HXL thesis for this butterfly

The market-implied 1-standard-deviation range for HXL extends from approximately $80.04 on the downside to $97.72 on the upside. A HXL long call butterfly is a pinning play: it pays maximum at the middle strike if HXL settles there at expiration, with the wing legs capping both the cost and the maximum loss to the net debit. Current HXL IV rank near 7.67% sits in the lower third of its 1-year distribution, where IV often re-expands toward the mean; this favors premium-buying structures and disadvantages premium-selling structures on HXL at 34.70%. As a Industrials name, HXL options can move on sector-level news flow (peer earnings, regulatory updates, industry-specific macro data) in addition to HXL-specific events.

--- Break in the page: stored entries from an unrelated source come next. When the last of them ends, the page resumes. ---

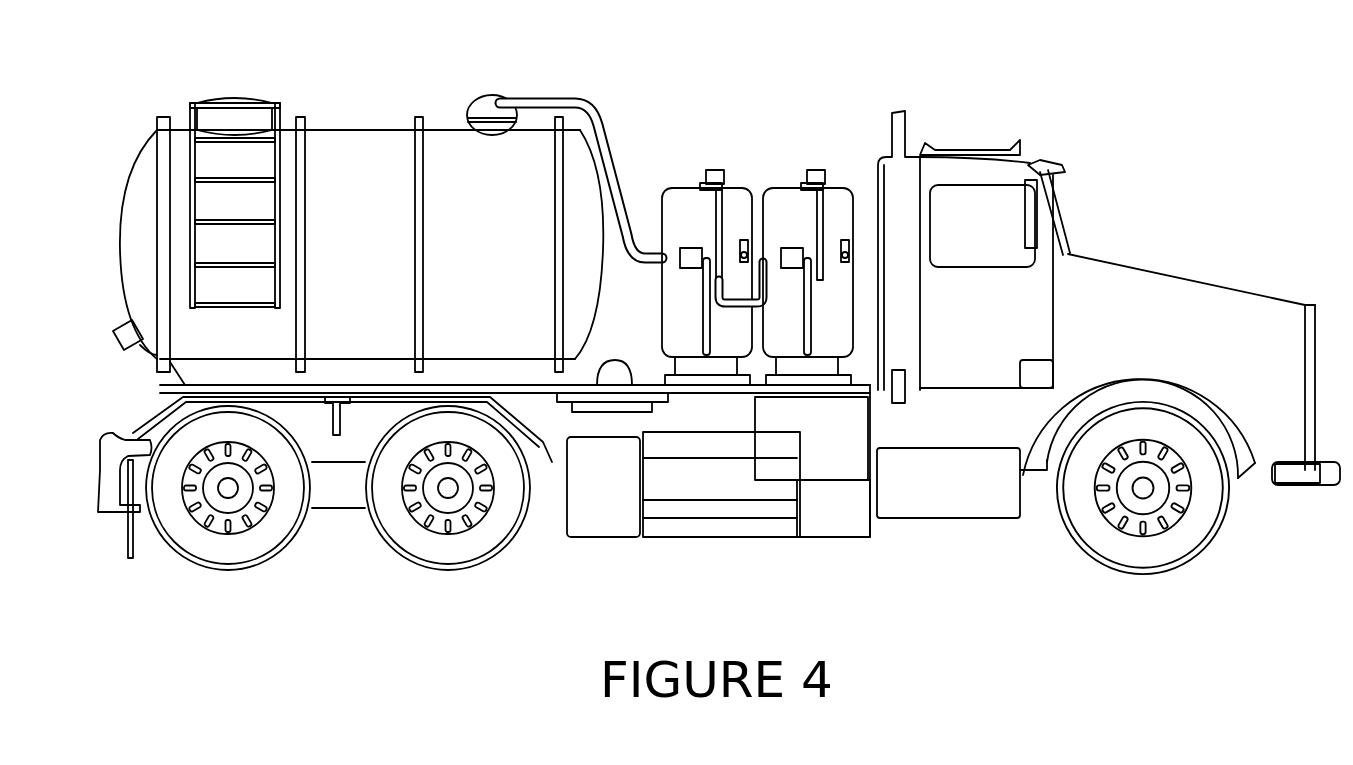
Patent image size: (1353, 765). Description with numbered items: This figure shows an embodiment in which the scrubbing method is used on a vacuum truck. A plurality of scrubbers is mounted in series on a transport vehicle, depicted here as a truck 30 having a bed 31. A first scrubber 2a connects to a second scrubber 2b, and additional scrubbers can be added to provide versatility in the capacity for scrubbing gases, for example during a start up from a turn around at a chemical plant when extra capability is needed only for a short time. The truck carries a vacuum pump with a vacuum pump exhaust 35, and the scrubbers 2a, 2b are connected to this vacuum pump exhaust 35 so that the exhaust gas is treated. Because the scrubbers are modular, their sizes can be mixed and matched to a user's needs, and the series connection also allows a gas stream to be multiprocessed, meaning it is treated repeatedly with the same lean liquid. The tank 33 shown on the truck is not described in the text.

The tank 33 is at (365, 173).
The vacuum pump exhaust 35 is at (492, 107).
The first scrubber 2a is at (692, 207).
The second scrubber 2b is at (793, 207).
The bed 31 is at (593, 370).
The truck 30 is at (1147, 298).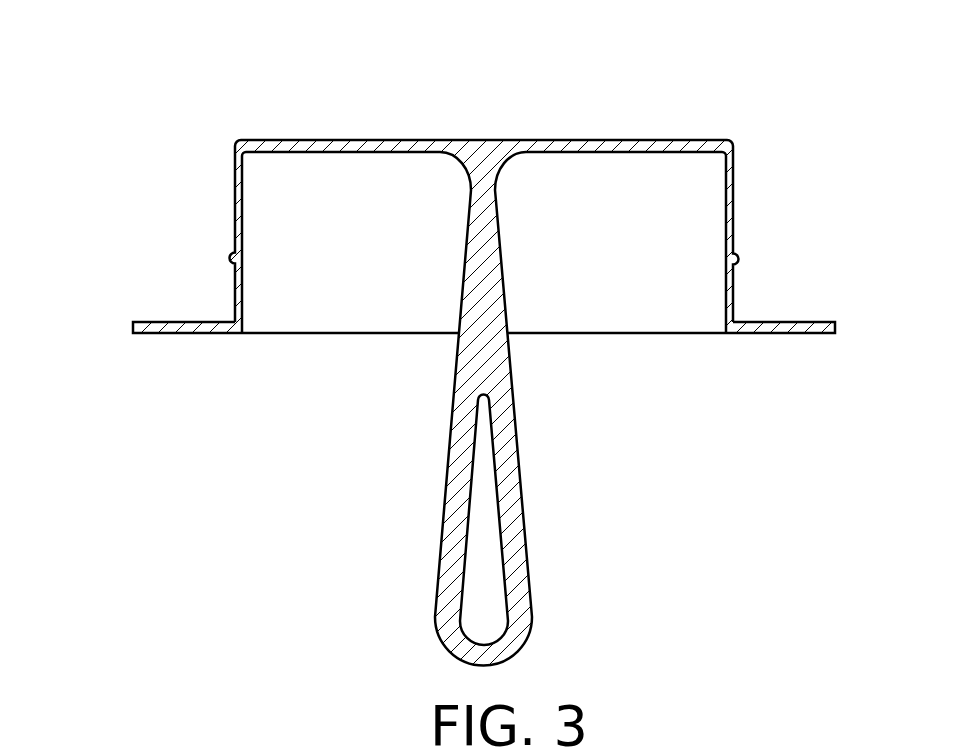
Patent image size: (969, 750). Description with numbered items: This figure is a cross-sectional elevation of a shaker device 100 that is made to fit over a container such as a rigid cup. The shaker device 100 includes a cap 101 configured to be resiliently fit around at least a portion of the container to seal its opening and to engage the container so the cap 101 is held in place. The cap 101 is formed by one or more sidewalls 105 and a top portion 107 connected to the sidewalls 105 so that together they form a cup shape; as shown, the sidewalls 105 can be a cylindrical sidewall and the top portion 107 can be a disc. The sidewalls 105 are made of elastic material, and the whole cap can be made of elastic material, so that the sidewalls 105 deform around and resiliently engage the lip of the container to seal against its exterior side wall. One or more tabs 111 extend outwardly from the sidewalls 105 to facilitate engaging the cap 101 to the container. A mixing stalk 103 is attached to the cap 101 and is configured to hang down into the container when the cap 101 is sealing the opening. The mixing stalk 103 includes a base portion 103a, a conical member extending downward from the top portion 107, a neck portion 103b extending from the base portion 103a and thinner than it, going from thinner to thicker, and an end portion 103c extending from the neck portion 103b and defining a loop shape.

The shaker device 100 is at (200, 98).
The cap 101 is at (605, 138).
The mixing stalk 103 is at (453, 393).
The base portion 103a is at (488, 165).
The neck portion 103b is at (483, 233).
The end portion 103c is at (507, 473).
The sidewalls 105 is at (235, 220).
The top portion 107 is at (397, 140).
The tabs 111 is at (133, 323).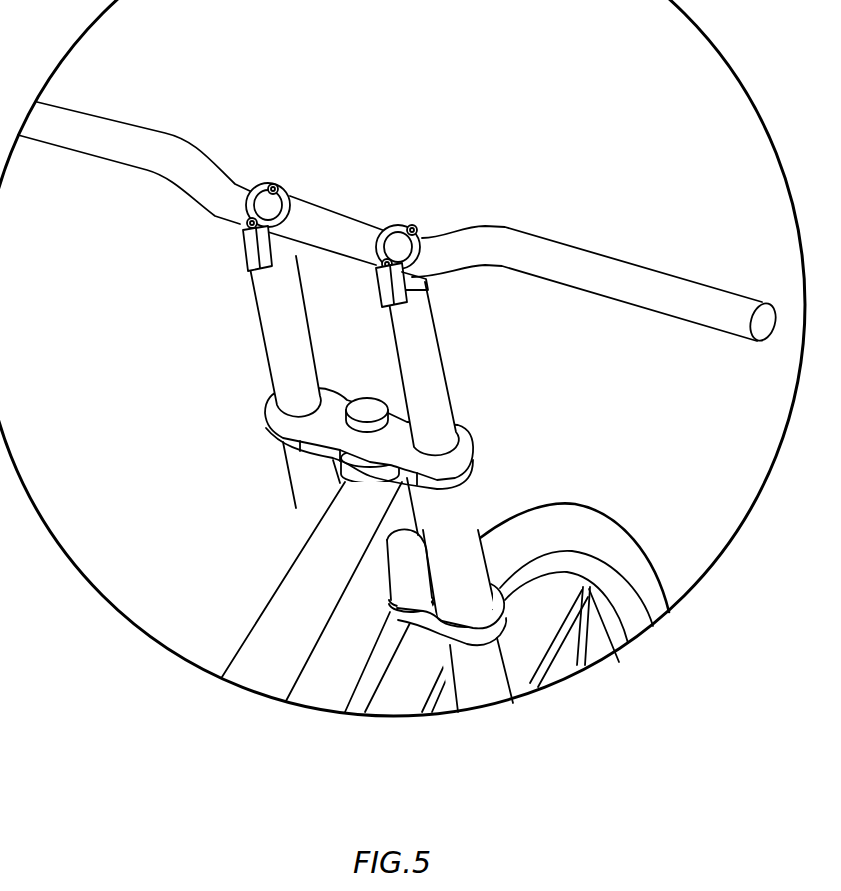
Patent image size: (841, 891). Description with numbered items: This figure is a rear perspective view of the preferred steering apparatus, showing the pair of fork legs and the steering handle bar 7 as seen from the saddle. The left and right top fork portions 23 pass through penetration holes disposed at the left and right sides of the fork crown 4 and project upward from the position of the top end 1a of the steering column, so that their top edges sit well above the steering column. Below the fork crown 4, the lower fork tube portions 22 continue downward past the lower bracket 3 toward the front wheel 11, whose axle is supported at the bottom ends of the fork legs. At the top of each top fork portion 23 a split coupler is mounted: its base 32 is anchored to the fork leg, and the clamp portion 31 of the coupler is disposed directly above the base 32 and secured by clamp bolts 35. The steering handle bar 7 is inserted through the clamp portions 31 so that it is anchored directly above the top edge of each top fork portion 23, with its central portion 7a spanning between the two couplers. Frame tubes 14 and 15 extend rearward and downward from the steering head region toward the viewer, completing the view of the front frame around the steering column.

HXL butterfly positions are structurally neutral / pin (limited-risk, limited-reward); the modeled P&L assumes European-style exercise at expiration and ignores early assignment, transaction costs, dividends paid before expiry on the stock leg (when present), and the bid-ask spread on the listed chain. HXL positions also carry Industrials sector concentration risk; news flow inside the sector (peer earnings, regulatory shifts, supply-chain headlines) can move HXL alongside the broader basket even when HXL-specific fundamentals are unchanged. Always rebuild the position from current HXL chain quotes before placing a trade.

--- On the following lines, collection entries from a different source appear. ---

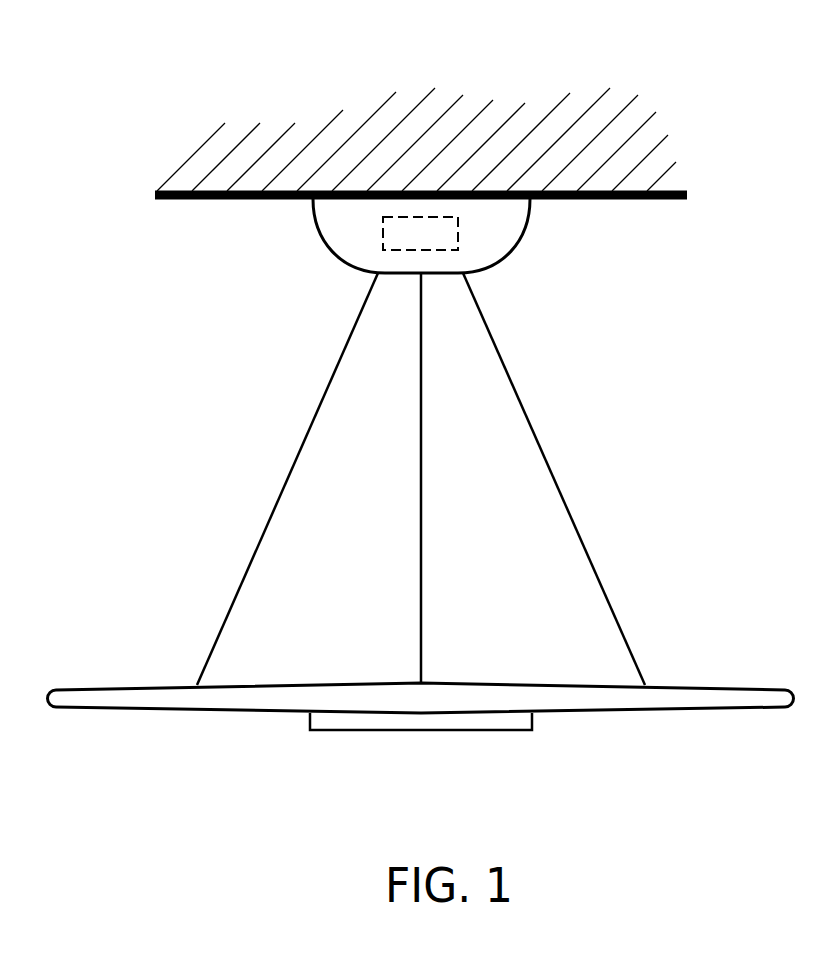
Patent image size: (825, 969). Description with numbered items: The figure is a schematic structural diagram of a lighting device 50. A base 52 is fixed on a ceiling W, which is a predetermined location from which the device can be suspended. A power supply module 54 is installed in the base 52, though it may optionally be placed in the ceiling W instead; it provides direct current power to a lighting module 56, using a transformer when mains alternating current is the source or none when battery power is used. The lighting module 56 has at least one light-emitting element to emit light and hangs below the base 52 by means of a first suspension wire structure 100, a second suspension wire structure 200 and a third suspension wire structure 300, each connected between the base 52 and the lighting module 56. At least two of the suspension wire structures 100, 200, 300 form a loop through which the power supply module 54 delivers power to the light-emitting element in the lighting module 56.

The lighting device 50 is at (118, 51).
The ceiling W is at (628, 200).
The base 52 is at (350, 233).
The power supply module 54 is at (410, 233).
The first suspension wire structure 100 is at (245, 572).
The second suspension wire structure 200 is at (420, 552).
The third suspension wire structure 300 is at (587, 555).
The lighting module 56 is at (702, 702).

Frequently asked questions

What is a butterfly on HXL?
A butterfly on HXL is the butterfly strategy applied to HXL (stock). The strategy is structurally neutral / pin (limited-risk, limited-reward): A long call butterfly buys one lower-strike call, sells two ATM calls, and buys one higher-strike call, paying a small net debit for a defined-risk position that maxes out if the underlying pins the middle strike at expiration. With HXL stock trading near $88.88, the strikes shown on this page are snapped to the nearest listed HXL chain strike and the premiums come straight from the end-of-day bid/ask midpoint.

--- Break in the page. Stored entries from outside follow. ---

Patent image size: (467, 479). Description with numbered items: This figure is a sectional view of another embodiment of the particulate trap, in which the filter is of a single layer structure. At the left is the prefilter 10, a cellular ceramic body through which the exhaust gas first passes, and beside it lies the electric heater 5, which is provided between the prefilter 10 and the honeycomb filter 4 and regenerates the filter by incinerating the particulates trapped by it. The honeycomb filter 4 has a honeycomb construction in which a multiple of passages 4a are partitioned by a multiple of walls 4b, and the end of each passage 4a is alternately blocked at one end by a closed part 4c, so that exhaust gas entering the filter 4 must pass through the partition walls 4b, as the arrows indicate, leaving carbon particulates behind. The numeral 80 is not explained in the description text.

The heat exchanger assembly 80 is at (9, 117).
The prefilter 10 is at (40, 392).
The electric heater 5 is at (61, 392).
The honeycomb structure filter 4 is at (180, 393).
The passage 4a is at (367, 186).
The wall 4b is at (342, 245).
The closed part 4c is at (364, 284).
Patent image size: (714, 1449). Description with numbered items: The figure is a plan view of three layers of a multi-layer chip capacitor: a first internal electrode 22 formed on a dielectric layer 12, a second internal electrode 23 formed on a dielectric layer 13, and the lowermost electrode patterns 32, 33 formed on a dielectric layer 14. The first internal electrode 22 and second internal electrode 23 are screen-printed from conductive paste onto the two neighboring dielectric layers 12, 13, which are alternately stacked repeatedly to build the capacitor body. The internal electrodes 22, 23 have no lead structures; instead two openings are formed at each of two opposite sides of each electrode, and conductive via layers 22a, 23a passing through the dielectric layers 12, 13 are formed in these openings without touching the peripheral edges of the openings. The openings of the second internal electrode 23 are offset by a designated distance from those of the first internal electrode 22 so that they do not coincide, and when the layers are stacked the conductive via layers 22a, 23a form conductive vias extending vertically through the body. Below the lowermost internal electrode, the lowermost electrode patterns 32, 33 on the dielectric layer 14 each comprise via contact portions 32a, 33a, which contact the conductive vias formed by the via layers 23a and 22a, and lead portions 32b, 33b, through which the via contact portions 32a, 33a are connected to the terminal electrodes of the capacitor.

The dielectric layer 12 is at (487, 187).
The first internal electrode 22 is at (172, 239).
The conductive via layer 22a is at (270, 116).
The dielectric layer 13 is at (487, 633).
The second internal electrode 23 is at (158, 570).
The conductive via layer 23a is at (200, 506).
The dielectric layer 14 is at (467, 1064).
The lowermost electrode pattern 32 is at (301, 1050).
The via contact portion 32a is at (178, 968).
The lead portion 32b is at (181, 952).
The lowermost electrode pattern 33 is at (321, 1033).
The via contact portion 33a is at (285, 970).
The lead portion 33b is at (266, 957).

How are HXL butterfly max profit and max loss calculated?
Max profit equals the wing width minus net debit times 100 (reached when the underlying pins the middle strike); max loss equals the net debit times 100. Two breakevens at lower-wing plus debit and upper-wing minus debit. For the HXL butterfly priced from the end-of-day chain at a 30-day expiry (ATM IV 34.70%), the computed maximum profit is $367.52 per contract and the computed maximum loss is -$110.00 per contract. Live intraday quotes will differ as the chain moves through the trading session.
What is the breakeven for a HXL butterfly?
The breakeven for the HXL butterfly priced on this page is roughly $86.10 and $93.90 at expiration, derived from end-of-day chain premiums. Breakeven is the underlying price at which the strategy's P&L crosses zero ignoring transaction costs and assignment risk. The current HXL market-implied 1-standard-deviation expected move is approximately 9.95%; if the move sits well outside the breakeven distance, the structure's risk-reward becomes correspondingly tighter.
When should you consider a butterfly on HXL?
Butterflies on HXL are pinning bets - traders use them when they expect HXL to settle near a specific level at expiration (often the prior close, a round number, or the max-pain strike) and want defined-risk exposure to that outcome.
How does current HXL implied volatility affect this butterfly?
HXL ATM IV is at 34.70% with IV rank near 7.67%, which is on the low end of its 1-year range. Premium-buying structures (long call, long put, debit spreads) are relatively cheap in this regime; premium-selling structures collect less credit per unit risk.